Background: It is important for health care professionals to understand the pain experience in children with advanced cancer. There has been increased attention to this topic, but systematic studies are limited.

Objective: To examine pain symptoms and management in children with advanced cancer using child self-report and nurse documentation.

Methods: A prospective, longitudinal method was used to collect data from 62 children over a 5-month period. Children were English and Spanish speaking, ages 6 to 17 years, with advanced cancer. Nurses also provided data.

Results: Across all interviews, pain was reported 56% of the time by all children. Nurses documented pain only 23% of the time. Children most frequently reported head pain (31%), followed by abdomen, lower back, leg, and feet pain (20% to 30%).

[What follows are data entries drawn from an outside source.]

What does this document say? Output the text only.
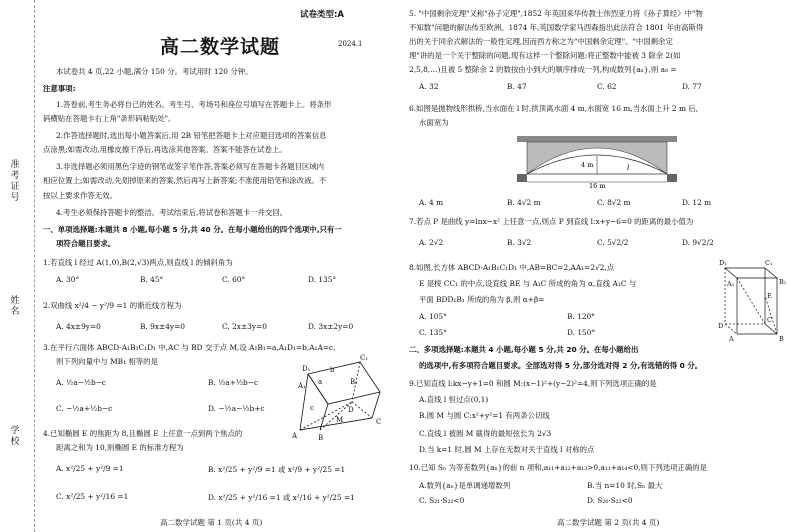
准考证号
姓名
学校
试卷类型:A
高二数学试题	2024.1
本试卷共 4 页,22 小题,满分 150 分。考试用时 120 分钟。
注意事项:
1.答卷前,考生务必将自己的姓名、考生号、考场号和座位号填写在答题卡上。将条形
码横贴在答题卡右上角"条形码粘贴处"。
2.作答选择题时,选出每小题答案后,用 2B 铅笔把答题卡上对应题目选项的答案信息
点涂黑;如需改动,用橡皮擦干净后,再选涂其他答案。答案不能答在试卷上。
3.非选择题必须用黑色字迹的钢笔或签字笔作答,答案必须写在答题卡各题目区域内
相应位置上;如需改动,先划掉原来的答案,然后再写上新答案;不准使用铅笔和涂改液。不
按以上要求作答无效。
4.考生必须保持答题卡的整洁。考试结束后,将试卷和答题卡一并交回。
一、单项选择题:本题共 8 小题,每小题 5 分,共 40 分。在每小题给出的四个选项中,只有一
项符合题目要求。
1.若直线 l 经过 A(1,0),B(2,√3)两点,则直线 l 的倾斜角为
A. 30°	B. 45°	C. 60°	D. 135°
2.双曲线 x²/4 − y²/9 =1 的渐近线方程为
A. 4x±9y=0	B. 9x±4y=0	C. 2x±3y=0	D. 3x±2y=0
3.在平行六面体 ABCD-A₁B₁C₁D₁ 中,AC 与 BD 交于点 M,设 A₁B₁=a,A₁D₁=b,A₁A=c,
则下列向量中与 MB₁ 相等的是
A. ½a−½b−c	B. ½a+½b−c
C. −½a+½b−c	D. −½a−½b+c
D₁
C₁
A₁	B₁
D
C
A	B
M
a
b
c
4.已知椭圆 E 的焦距为 8,且椭圆 E 上任意一点到两个焦点的
距离之和为 10,则椭圆 E 的标准方程为
A. x²/25 + y²/9 =1	B. x²/25 + y²/9 =1 或 x²/9 + y²/25 =1
C. x²/25 + y²/16 =1	D. x²/25 + y²/16 =1 或 x²/16 + y²/25 =1
高二数学试题 第 1 页(共 4 页)
5. "中国剩余定理"又称"孙子定理",1852 年英国来华传教士伟烈亚力将《孙子算经》中"物
不知数"问题的解法传至欧洲。1874 年,英国数学家马西森指出此法符合 1801 年由高斯得
出的关于同余式解法的一般性定理,因而西方称之为"中国剩余定理"。"中国剩余定
理"讲的是一个关于整除的问题,现有这样一个整除问题:将正整数中能被 3 除余 2(如
2,5,8,…)且被 5 整除余 2 的数按由小到大的顺序排成一列,构成数列{aₙ},则 a₈ =
A. 32	B. 47	C. 62	D. 77
6.如图是抛物线形拱桥,当水面在 l 时,拱顶离水面 4 m,水面宽 16 m,当水面上升 2 m 后,
水面宽为
4 m	l
16 m
A. 4 m	B. 4√2 m	C. 8√2 m	D. 12 m
7.若点 P 是曲线 y=lnx−x² 上任意一点,则点 P 到直线 l:x+y−6=0 的距离的最小值为
A. 2√2	B. 3√2	C. 5√2/2	D. 9√2/2
8.如图,长方体 ABCD-A₁B₁C₁D₁ 中,AB=BC=2,AA₁=2√2,点
E 是棱 CC₁ 的中点,设直线 BE 与 A₁C 所成的角为 α,直线 A₁C 与
平面 BDD₁B₁ 所成的角为 β,则 α+β=
A. 105°	B. 120°
C. 135°	D. 150°
D₁	C₁
A₁	B₁
E
D
C
A	B
二、多项选择题:本题共 4 小题,每小题 5 分,共 20 分。在每小题给出
的选项中,有多项符合题目要求。全部选对得 5 分,部分选对得 2 分,有选错的得 0 分。
9.已知直线 l:kx−y+1=0 和圆 M:(x−1)²+(y−2)²=4,则下列选项正确的是
A.直线 l 恒过点(0,1)
B.圆 M 与圆 C:x²+y²=1 有两条公切线
C.直线 l 被圆 M 截得的最短弦长为 2√3
D.当 k=1 时,圆 M 上存在无数对关于直线 l 对称的点
10.已知 Sₙ 为等差数列{aₙ}的前 n 项和,a₁₁+a₁₂+a₁₃>0,a₁₁+a₁₄<0,则下列选项正确的是
A.数列{aₙ}是单调递增数列	B.当 n=10 时,Sₙ 最大
C. S₂₁·S₂₂<0	D. S₂₀·S₂₂<0
高二数学试题 第 2 页(共 4 页)
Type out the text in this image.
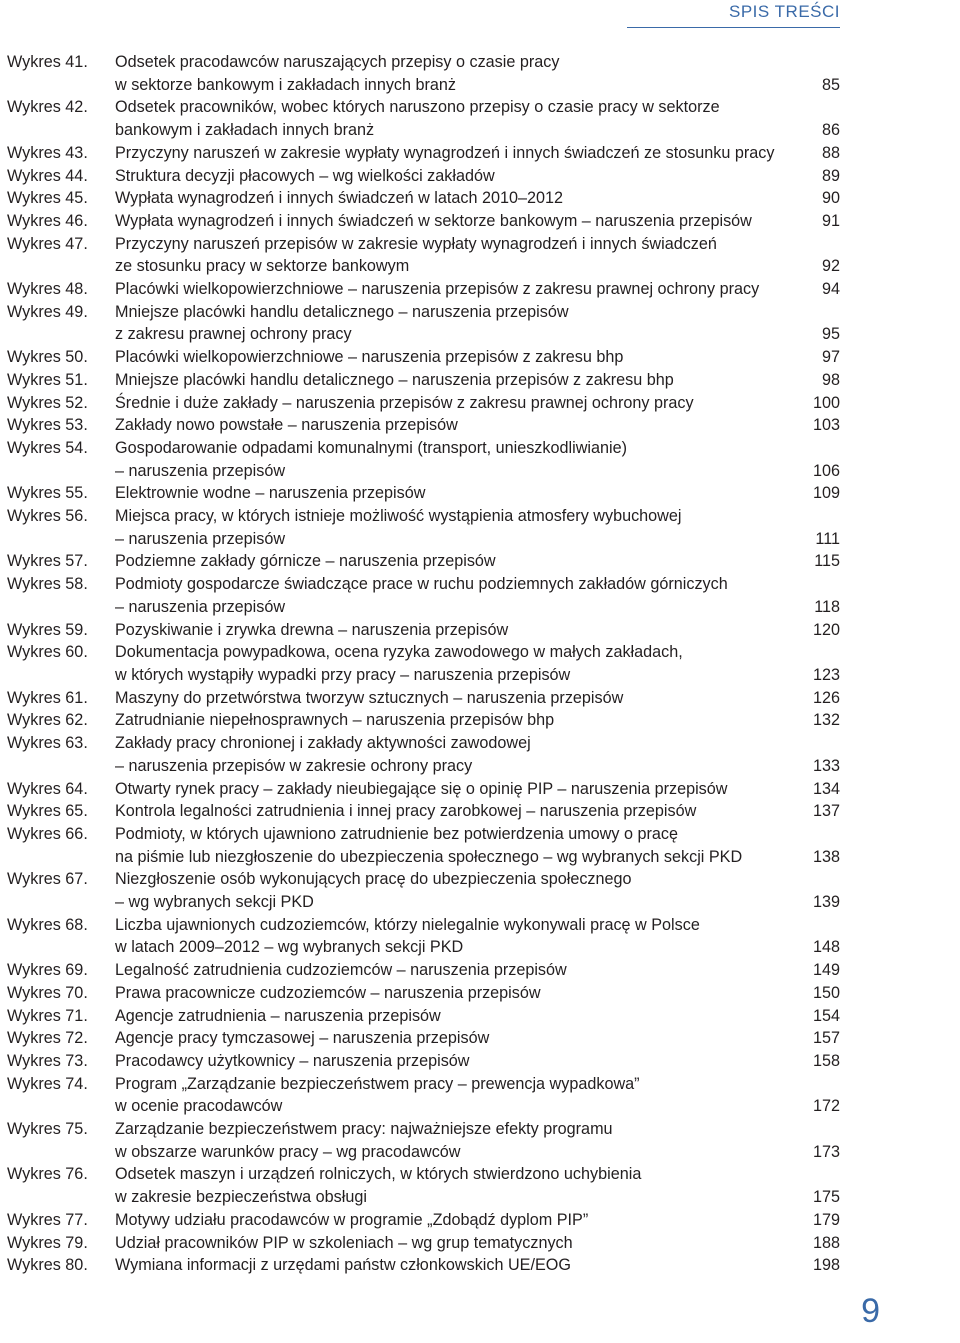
SPIS TREŚCI
Wykres 41.	Odsetek pracodawców naruszających przepisy o czasie pracy
w sektorze bankowym i zakładach innych branż	85
Wykres 42.	Odsetek pracowników, wobec których naruszono przepisy o czasie pracy w sektorze
bankowym i zakładach innych branż	86
Wykres 43.	Przyczyny naruszeń w zakresie wypłaty wynagrodzeń i innych świadczeń ze stosunku pracy	88
Wykres 44.	Struktura decyzji płacowych – wg wielkości zakładów	89
Wykres 45.	Wypłata wynagrodzeń i innych świadczeń w latach 2010–2012	90
Wykres 46.	Wypłata wynagrodzeń i innych świadczeń w sektorze bankowym – naruszenia przepisów	91
Wykres 47.	Przyczyny naruszeń przepisów w zakresie wypłaty wynagrodzeń i innych świadczeń
ze stosunku pracy w sektorze bankowym	92
Wykres 48.	Placówki wielkopowierzchniowe – naruszenia przepisów z zakresu prawnej ochrony pracy	94
Wykres 49.	Mniejsze placówki handlu detalicznego – naruszenia przepisów
z zakresu prawnej ochrony pracy	95
Wykres 50.	Placówki wielkopowierzchniowe – naruszenia przepisów z zakresu bhp	97
Wykres 51.	Mniejsze placówki handlu detalicznego – naruszenia przepisów z zakresu bhp	98
Wykres 52.	Średnie i duże zakłady – naruszenia przepisów z zakresu prawnej ochrony pracy	100
Wykres 53.	Zakłady nowo powstałe – naruszenia przepisów	103
Wykres 54.	Gospodarowanie odpadami komunalnymi (transport, unieszkodliwianie)
– naruszenia przepisów	106
Wykres 55.	Elektrownie wodne – naruszenia przepisów	109
Wykres 56.	Miejsca pracy, w których istnieje możliwość wystąpienia atmosfery wybuchowej
– naruszenia przepisów	111
Wykres 57.	Podziemne zakłady górnicze – naruszenia przepisów	115
Wykres 58.	Podmioty gospodarcze świadczące prace w ruchu podziemnych zakładów górniczych
– naruszenia przepisów	118
Wykres 59.	Pozyskiwanie i zrywka drewna – naruszenia przepisów	120
Wykres 60.	Dokumentacja powypadkowa, ocena ryzyka zawodowego w małych zakładach,
w których wystąpiły wypadki przy pracy – naruszenia przepisów	123
Wykres 61.	Maszyny do przetwórstwa tworzyw sztucznych – naruszenia przepisów	126
Wykres 62.	Zatrudnianie niepełnosprawnych – naruszenia przepisów bhp	132
Wykres 63.	Zakłady pracy chronionej i zakłady aktywności zawodowej
– naruszenia przepisów w zakresie ochrony pracy	133
Wykres 64.	Otwarty rynek pracy – zakłady nieubiegające się o opinię PIP – naruszenia przepisów	134
Wykres 65.	Kontrola legalności zatrudnienia i innej pracy zarobkowej – naruszenia przepisów	137
Wykres 66.	Podmioty, w których ujawniono zatrudnienie bez potwierdzenia umowy o pracę
na piśmie lub niezgłoszenie do ubezpieczenia społecznego – wg wybranych sekcji PKD	138
Wykres 67.	Niezgłoszenie osób wykonujących pracę do ubezpieczenia społecznego
– wg wybranych sekcji PKD	139
Wykres 68.	Liczba ujawnionych cudzoziemców, którzy nielegalnie wykonywali pracę w Polsce
w latach 2009–2012 – wg wybranych sekcji PKD	148
Wykres 69.	Legalność zatrudnienia cudzoziemców – naruszenia przepisów	149
Wykres 70.	Prawa pracownicze cudzoziemców – naruszenia przepisów	150
Wykres 71.	Agencje zatrudnienia – naruszenia przepisów	154
Wykres 72.	Agencje pracy tymczasowej – naruszenia przepisów	157
Wykres 73.	Pracodawcy użytkownicy – naruszenia przepisów	158
Wykres 74.	Program „Zarządzanie bezpieczeństwem pracy – prewencja wypadkowa”
w ocenie pracodawców	172
Wykres 75.	Zarządzanie bezpieczeństwem pracy: najważniejsze efekty programu
w obszarze warunków pracy – wg pracodawców	173
Wykres 76.	Odsetek maszyn i urządzeń rolniczych, w których stwierdzono uchybienia
w zakresie bezpieczeństwa obsługi	175
Wykres 77.	Motywy udziału pracodawców w programie „Zdobądź dyplom PIP”	179
Wykres 79.	Udział pracowników PIP w szkoleniach – wg grup tematycznych	188
Wykres 80.	Wymiana informacji z urzędami państw członkowskich UE/EOG	198
9
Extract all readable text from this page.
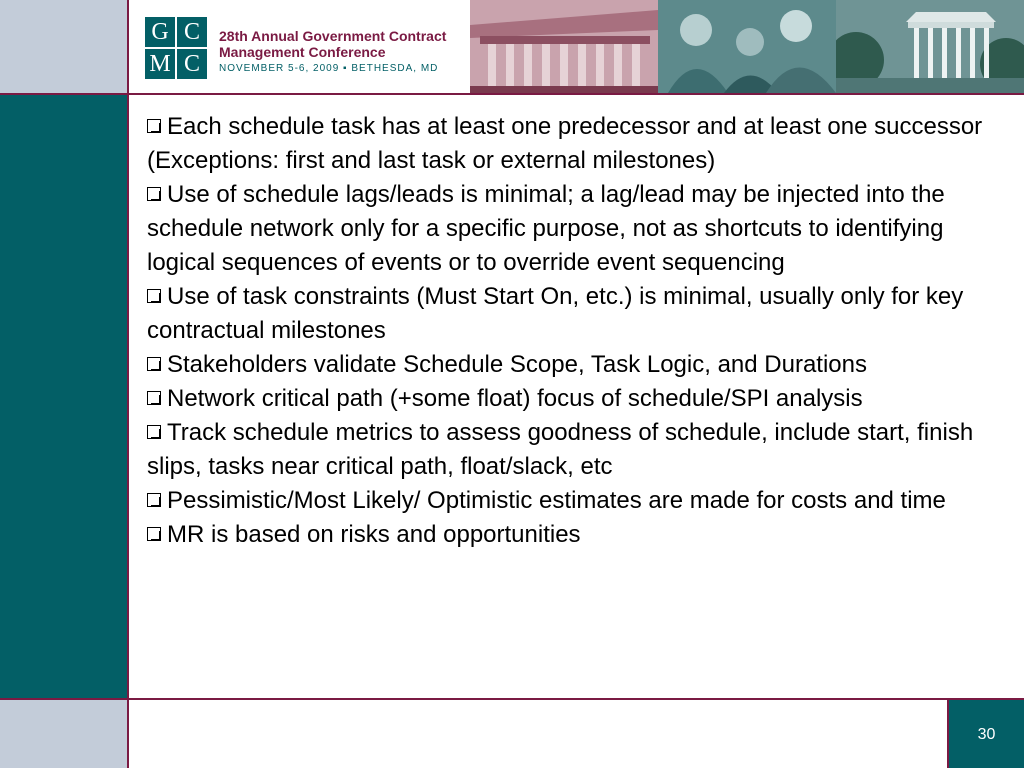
G C
M C
28th Annual Government Contract
Management Conference
NOVEMBER 5-6, 2009 ▪ BETHESDA, MD

Each schedule task has at least one predecessor and at least one successor (Exceptions: first and last task or external milestones)

Use of schedule lags/leads is minimal; a lag/lead may be injected into the schedule network only for a specific purpose, not as shortcuts to identifying logical sequences of events or to override event sequencing

Use of task constraints (Must Start On, etc.) is minimal, usually only for key contractual milestones

Stakeholders validate Schedule Scope, Task Logic, and Durations

Network critical path (+some float) focus of schedule/SPI analysis

Track schedule metrics to assess goodness of schedule, include start, finish slips, tasks near critical path, float/slack, etc

Pessimistic/Most Likely/ Optimistic estimates are made for costs and time

MR is based on risks and opportunities

30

Children consistently reported more intense pain compared with nurses. Nonopioids were used more frequently (45%) than opioids (32%), and nurses' perception of pain intensity was more highly correlated with administration of opioids (r = .72, P < .001). Children who died during their participation in this study received more opioids over time. Pain intensity was relatively stable over time. Nurses noted ethnicity related differences with higher pain levels for Caucasian children, who received analgesics more frequently.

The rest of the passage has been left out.